People sometimes ask me a question which goes something like this: “did you always want to be a vicar?” or “what made you decide to go into the church?” So I answer by saying that it is a calling, and one which I first heard when I was 12 years old in India. In many ways it is not about wanting to do a certain job or deciding to pursue a particular career. It is about realising the God is calling you to serve him in a particular way. So, yes, from an early age I knew that I was to become a Minister, and yes, I decided to respond to that calling. However, what is not always understood is that it started with God and took my response to God’s initiative to develop into my vocation, my calling to be ordained and serve the Lord in this way. That sense of calling never really left me until, about 10 years later, as a student I began to test it out, to decide to offer for ordination in the Church of England. So it was that, after further training, I began my ordained ministry in Birmingham in 1985.

For each of us there come turning points in our life. After that particular experience you are never the same. Perhaps you remember the day you started school or when you moved to a new school. Maybe you recall meeting your best friend or your life-partner – the time or place when you realised that you were in love. The day you started work may be etched in your memory or the time when you were promoted or given special responsibility. I enjoy listening to programmes like Desert Island Discs or Private Passions because they give us insights into the way music has such a profound effect on the life of the person being interviewed. Perhaps you recall the first time a cultural experience struck you in a new way and you’ve been passionate about it since: it may be football, or music, art, literature or the theatre. Less positively, for you there may have been a time when your life was changed because of something to do with your health or your significant relationships. Great or small in their importance, these turning points had a long-term significance in your life which you may have only half-realised at the time. Some people may give a secular explanation of why those days were important. Others say that God opened their eyes to some new truth, that this was a spiritual experience.

Jesus’ sense of calling
Jesus, too, had turning points in his life. The first came when he was 12 years old, when he went up to Jerusalem for the first time, and debated God’s law with the experts. When his parents found him in the Temple, he explained himself in words which, literally translated mean, “Didn’t you know I have to be about the things belonging to my father?” This is often translated as “in my father’s house” but 12 is a significant age for Jewish boys. It is normally when they celebrate their Bar Mitvah – their coming of age, when they become a “Son of the Law” – able to read the Torah and to take their place among the adult members of the synagogue. In Jesus’ culture it was also the point at which a young lad would start his working life. They would normally join the family business or occupation. So Jesus’ answer could be understood as: “Didn’t you know that it is time for me to start working for God, my heavenly Father?” Either way, it was a turning point. He realised in a fresh way, that his relationship with God was that of father and son. Gradually he developed a deeper understanding of the special and unique relationship he had with God and what role he was to play in God’s work, God’s purposes.

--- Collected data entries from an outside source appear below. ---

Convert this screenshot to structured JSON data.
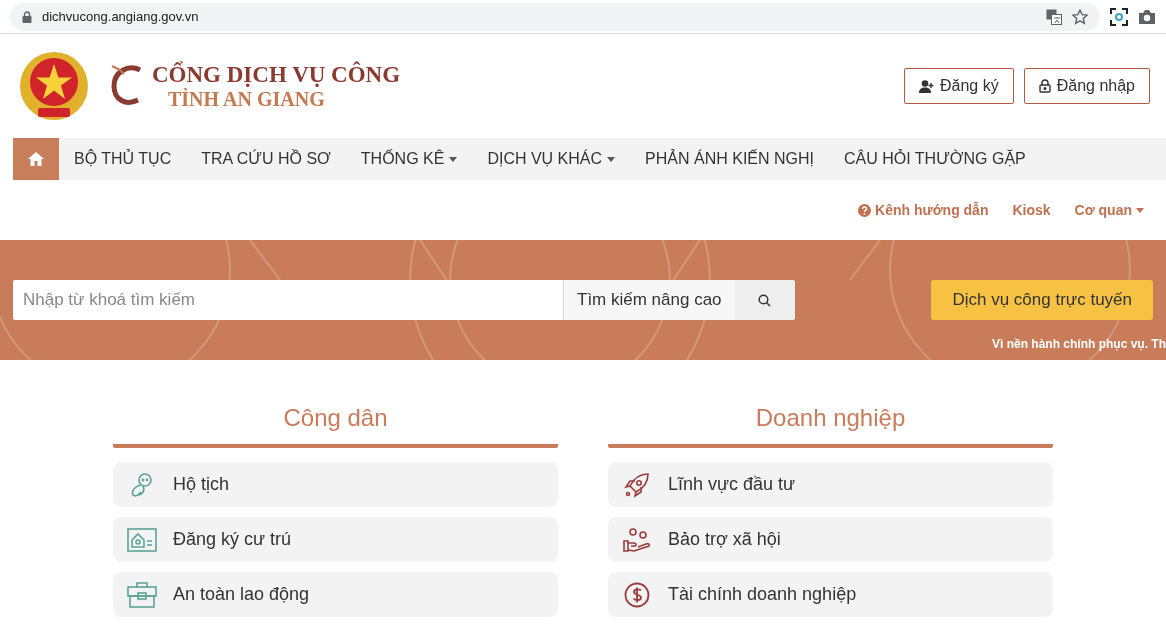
{
  "browser": {
    "url": "dichvucong.angiang.gov.vn"
  },
  "header": {
    "logo_title": "CỔNG DỊCH VỤ CÔNG",
    "logo_subtitle": "TỈNH AN GIANG",
    "buttons": [
      {
        "kind": "register",
        "label": "Đăng ký"
      },
      {
        "kind": "login",
        "label": "Đăng nhập"
      }
    ]
  },
  "nav": {
    "home_selected": true,
    "items": [
      {
        "label": "BỘ THỦ TỤC",
        "dropdown": false
      },
      {
        "label": "TRA CỨU HỒ SƠ",
        "dropdown": false
      },
      {
        "label": "THỐNG KÊ",
        "dropdown": true
      },
      {
        "label": "DỊCH VỤ KHÁC",
        "dropdown": true
      },
      {
        "label": "PHẢN ÁNH KIẾN NGHỊ",
        "dropdown": false
      },
      {
        "label": "CÂU HỎI THƯỜNG GẶP",
        "dropdown": false
      }
    ]
  },
  "sub_links": [
    {
      "label": "Kênh hướng dẫn",
      "kind": "help"
    },
    {
      "label": "Kiosk",
      "kind": "plain"
    },
    {
      "label": "Cơ quan",
      "kind": "dropdown"
    }
  ],
  "search": {
    "placeholder": "Nhập từ khoá tìm kiếm",
    "advanced": "Tìm kiếm nâng cao",
    "online_button": "Dịch vụ công trực tuyến"
  },
  "ticker": "Vì nền hành chính phục vụ. Th",
  "sections": [
    {
      "title": "Công dân",
      "items": [
        {
          "label": "Hộ tịch"
        },
        {
          "label": "Đăng ký cư trú"
        },
        {
          "label": "An toàn lao động"
        }
      ]
    },
    {
      "title": "Doanh nghiệp",
      "items": [
        {
          "label": "Lĩnh vực đầu tư"
        },
        {
          "label": "Bảo trợ xã hội"
        },
        {
          "label": "Tài chính doanh nghiệp"
        }
      ]
    }
  ]
}
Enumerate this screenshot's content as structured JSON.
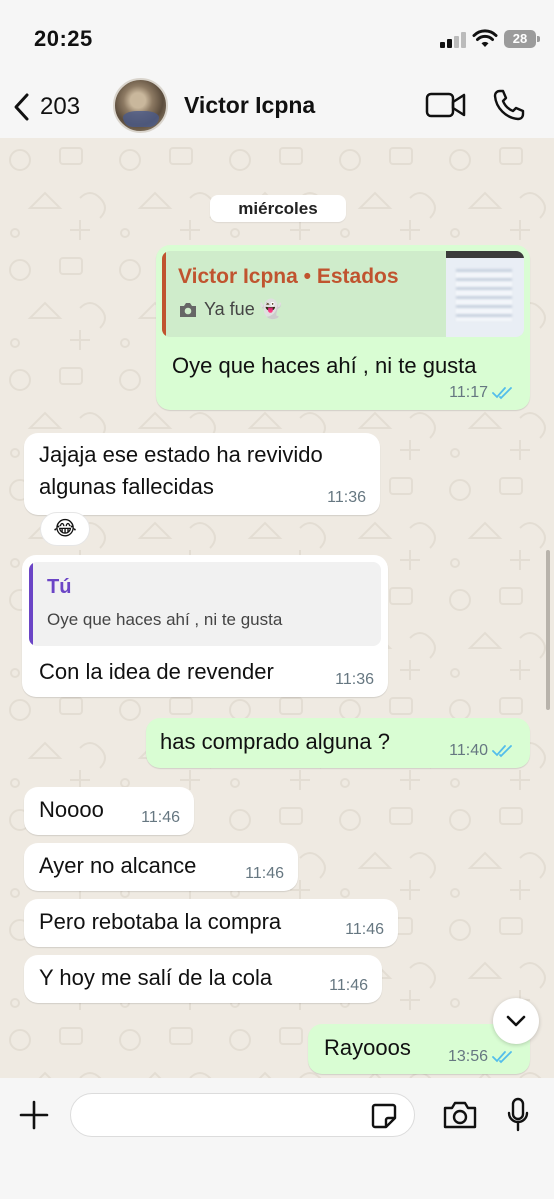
{
  "status_bar": {
    "time": "20:25",
    "battery": "28"
  },
  "header": {
    "back_count": "203",
    "contact_name": "Victor Icpna"
  },
  "chat": {
    "date_separator": "miércoles",
    "messages": [
      {
        "id": "m1",
        "direction": "out",
        "quote_title": "Victor Icpna • Estados",
        "quote_subtitle": "Ya fue 👻",
        "text": "Oye que haces ahí , ni te gusta",
        "time": "11:17",
        "status": "read"
      },
      {
        "id": "m2",
        "direction": "in",
        "text_line1": "Jajaja ese estado ha revivido",
        "text_line2": "algunas fallecidas",
        "time": "11:36",
        "reaction": "😂"
      },
      {
        "id": "m3",
        "direction": "in",
        "quote_title": "Tú",
        "quote_text": "Oye que haces ahí , ni te gusta",
        "text": "Con la idea de revender",
        "time": "11:36"
      },
      {
        "id": "m4",
        "direction": "out",
        "text": "has comprado alguna ?",
        "time": "11:40",
        "status": "read"
      },
      {
        "id": "m5",
        "direction": "in",
        "text": "Noooo",
        "time": "11:46"
      },
      {
        "id": "m6",
        "direction": "in",
        "text": "Ayer no alcance",
        "time": "11:46"
      },
      {
        "id": "m7",
        "direction": "in",
        "text": "Pero rebotaba la compra",
        "time": "11:46"
      },
      {
        "id": "m8",
        "direction": "in",
        "text": "Y hoy me salí de la cola",
        "time": "11:46"
      },
      {
        "id": "m9",
        "direction": "out",
        "text": "Rayooos",
        "time": "13:56",
        "status": "read"
      }
    ]
  },
  "input": {
    "placeholder": ""
  },
  "icons": {
    "back": "chevron-left-icon",
    "video": "video-camera-icon",
    "call": "phone-icon",
    "plus": "plus-icon",
    "sticker": "sticker-icon",
    "camera": "camera-icon",
    "mic": "microphone-icon",
    "scroll": "chevron-down-icon"
  },
  "colors": {
    "outgoing_bubble": "#d9fdd3",
    "incoming_bubble": "#ffffff",
    "chat_background": "#efeae2",
    "read_ticks": "#53bdeb",
    "status_quote_accent": "#c0542f",
    "reply_quote_accent": "#6b45c6"
  }
}
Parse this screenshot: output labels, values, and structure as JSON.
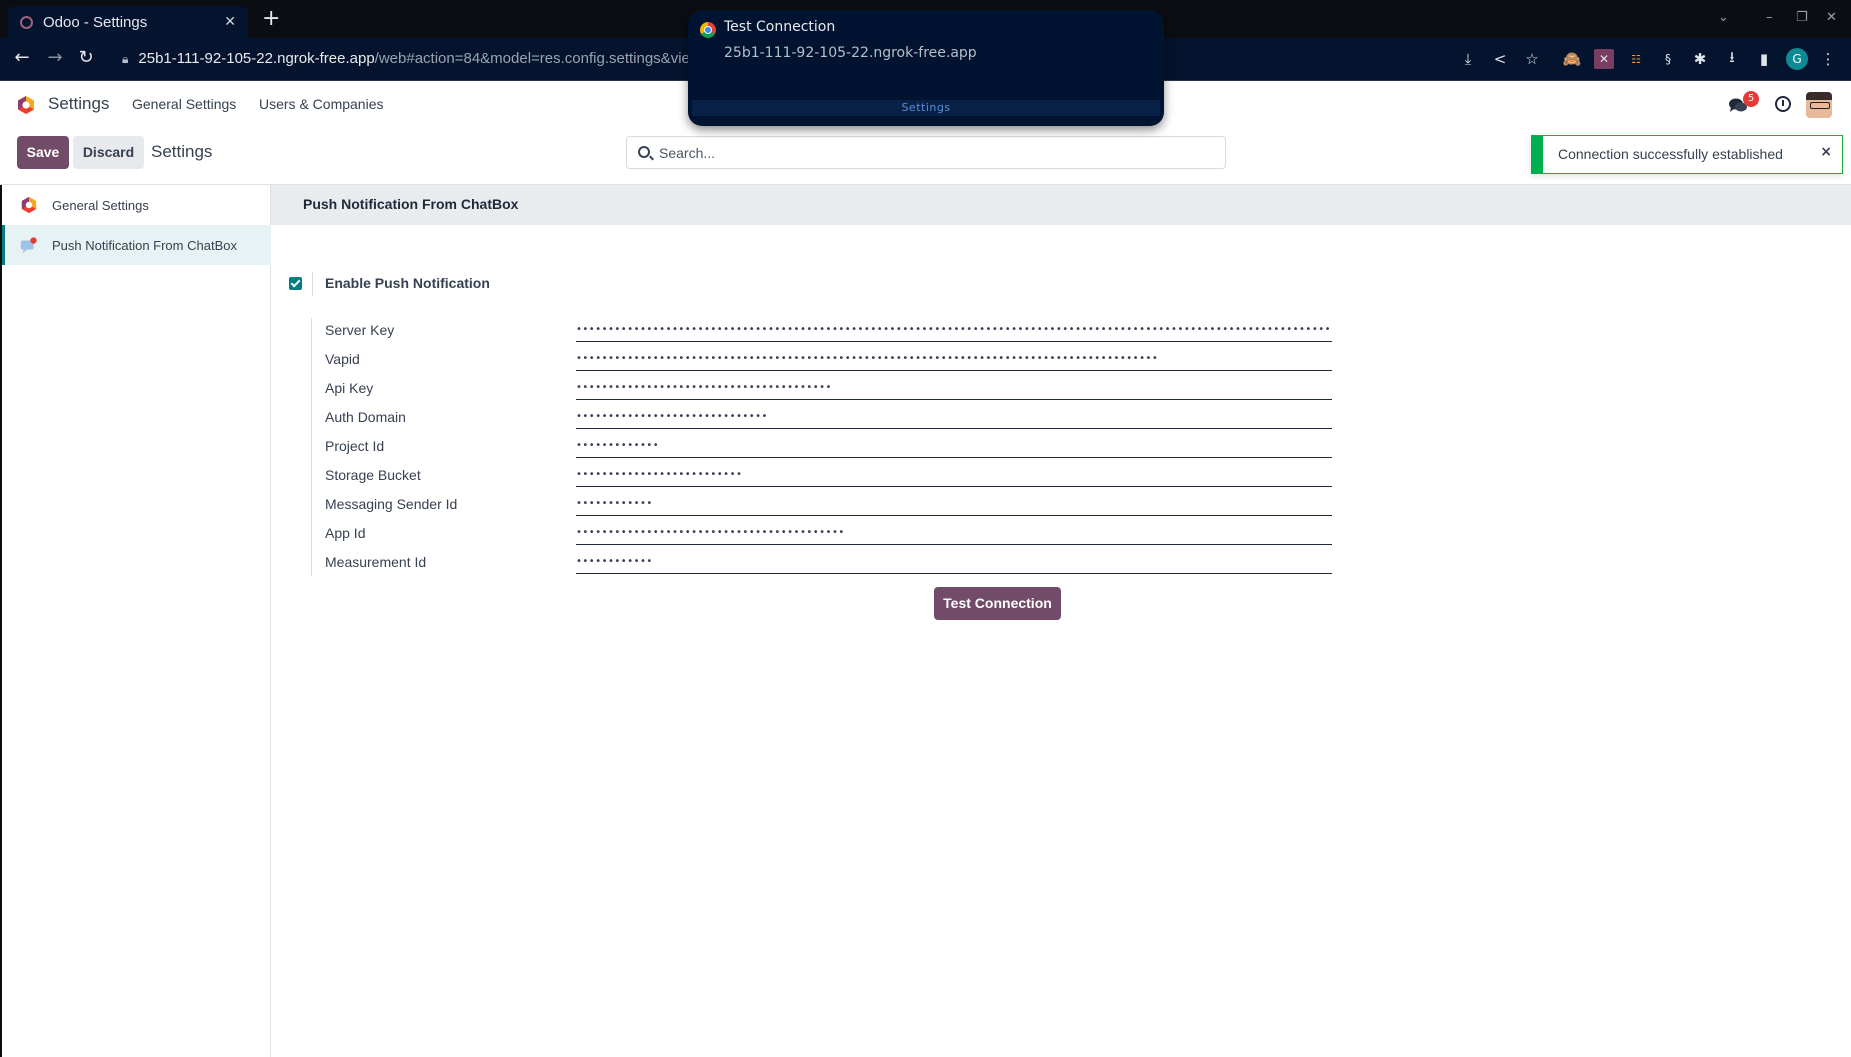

Today we commemorate Jesus’ baptism as part of the season of Epiphany which is all to do with the nature and meaning of Jesus being made manifest, being opened up. We do not know exactly what Jesus did between 12 and 30, but Luke tells us that he went home with his parents and was obedient to them. More than likely he followed his father’s trade and worked with him as a carpenter. But then his cousin John, just a few months his senior, started baptising the crowds in the River Jordan, proclaiming that the kingdom of God was about to begin. Now Jesus realised that his hour had come. He was baptised, and as he came up from the water, he heard his Father’s voice exclaiming, “You are my Son, the Beloved; with you I am well pleased.” These words were quoted from two different places in the Hebrew Bible. “You are my Son” is from Psalm 2 and was spoken by God to the new king. So oJesus realised he was called to be the Messiah. But “In you I am well pleased” comes from Isaiah 42, in what are called the Servant Songs. These poems climax in Isaiah 53, when it is made abundantly clear that anyone who serves God will have to suffer for it. So the track of Jesus’ life was mapped out for him at this moment: he was to be not just the Messiah, but the crucified Saviour. From the moment of baptism Jesus’ life was to be changed.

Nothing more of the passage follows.